Writing a manual that is funny while irritating and helpful while overly obtuse required a lot of balance. We found it very funny to write
If the leftmost “RIGHT” light is left lit and was alight, lift and release the left button at the right time, that is, when 5 seconds are left [...]
...but it's probably not as fun to parse when you have a timer ticking and people shouting at you. A more reasonable amount of silly fluff was added to occupy the attentions of 3-4 people reading the manual, so they wouldn't immediately get to the actually useful bits.
Architecture
Deciding to build a system that would be less of a bodge than that of last year, after some skepticism I managed to convince everyone that splitting the device into multiple parts was a good idea. A PC would run all bomb logic and all I/O (button presses, light blinks, text displays, sound) would be handled by nodes given commands via OSC. This seemed a bit overkill due to the dramatically increased complexity, but it quickly paid off as the project expanded.

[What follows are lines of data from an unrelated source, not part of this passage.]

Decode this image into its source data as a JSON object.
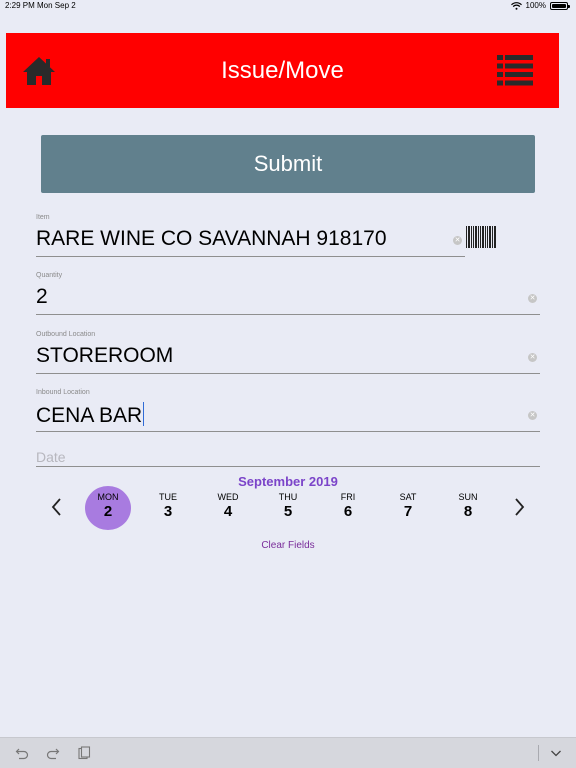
{
  "status_bar": {
    "time": "2:29 PM",
    "date": "Mon Sep 2",
    "battery": "100%"
  },
  "header": {
    "title": "Issue/Move",
    "home_icon": "home-icon",
    "menu_icon": "list-icon",
    "color": "#ff0000"
  },
  "submit": {
    "label": "Submit",
    "color": "#61808d"
  },
  "fields": {
    "item": {
      "label": "Item",
      "value": "RARE WINE CO SAVANNAH 918170"
    },
    "quantity": {
      "label": "Quantity",
      "value": "2"
    },
    "outbound": {
      "label": "Outbound Location",
      "value": "STOREROOM"
    },
    "inbound": {
      "label": "Inbound Location",
      "value": "CENA BAR"
    },
    "date": {
      "placeholder": "Date"
    }
  },
  "calendar": {
    "month": "September 2019",
    "accent": "#7b44c9",
    "days": [
      {
        "dow": "MON",
        "num": "2",
        "selected": true
      },
      {
        "dow": "TUE",
        "num": "3"
      },
      {
        "dow": "WED",
        "num": "4"
      },
      {
        "dow": "THU",
        "num": "5"
      },
      {
        "dow": "FRI",
        "num": "6"
      },
      {
        "dow": "SAT",
        "num": "7"
      },
      {
        "dow": "SUN",
        "num": "8"
      }
    ]
  },
  "clear_fields": {
    "label": "Clear Fields"
  },
  "toolbar": {
    "undo_icon": "undo-icon",
    "redo_icon": "redo-icon",
    "paste_icon": "paste-icon",
    "dismiss_icon": "chevron-down-icon"
  }
}
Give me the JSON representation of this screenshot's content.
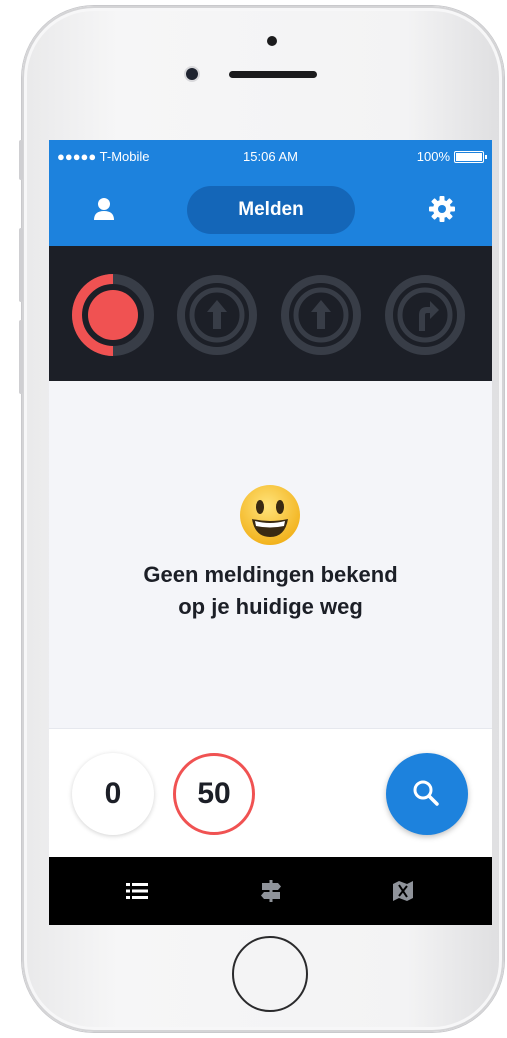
{
  "status_bar": {
    "carrier": "●●●●● T-Mobile",
    "time": "15:06 AM",
    "battery": "100%"
  },
  "nav": {
    "title": "Melden",
    "left_icon": "user-icon",
    "right_icon": "gear-icon"
  },
  "signals": [
    {
      "icon": "traffic-light-red-icon",
      "state": "active-red",
      "progress": 0.5
    },
    {
      "icon": "arrow-up-icon",
      "state": "inactive"
    },
    {
      "icon": "arrow-up-icon",
      "state": "inactive"
    },
    {
      "icon": "arrow-turn-right-icon",
      "state": "inactive"
    }
  ],
  "empty_state": {
    "emoji": "smiley-icon",
    "line1": "Geen meldingen bekend",
    "line2": "op je huidige weg"
  },
  "speed": {
    "current": "0",
    "limit": "50"
  },
  "tabs": [
    {
      "icon": "list-icon"
    },
    {
      "icon": "signpost-icon"
    },
    {
      "icon": "map-icon"
    }
  ],
  "colors": {
    "primary": "#1d82dd",
    "dark": "#1c1f27",
    "alert_red": "#f05252"
  }
}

Everything talks OSC over WiFi. You set up a known hotspot or a router, start up the so-called MainBrain running the logic, and the nodes automatically find it and connect. Each device has an ID associated, so that nodes with the same ID get I/O from a specific bomb.
We added both a music/SFX playback node and a light strip node. It required very little programming on the MainBrain as they just hooked into events that were already being transmitted. When doing a beta test at a board game night I had forgotten the LED strip at home. Instead we set up another laptop connected to a TV and a projector and used them as light sources by making a fullscreen app that just showed the current light colour.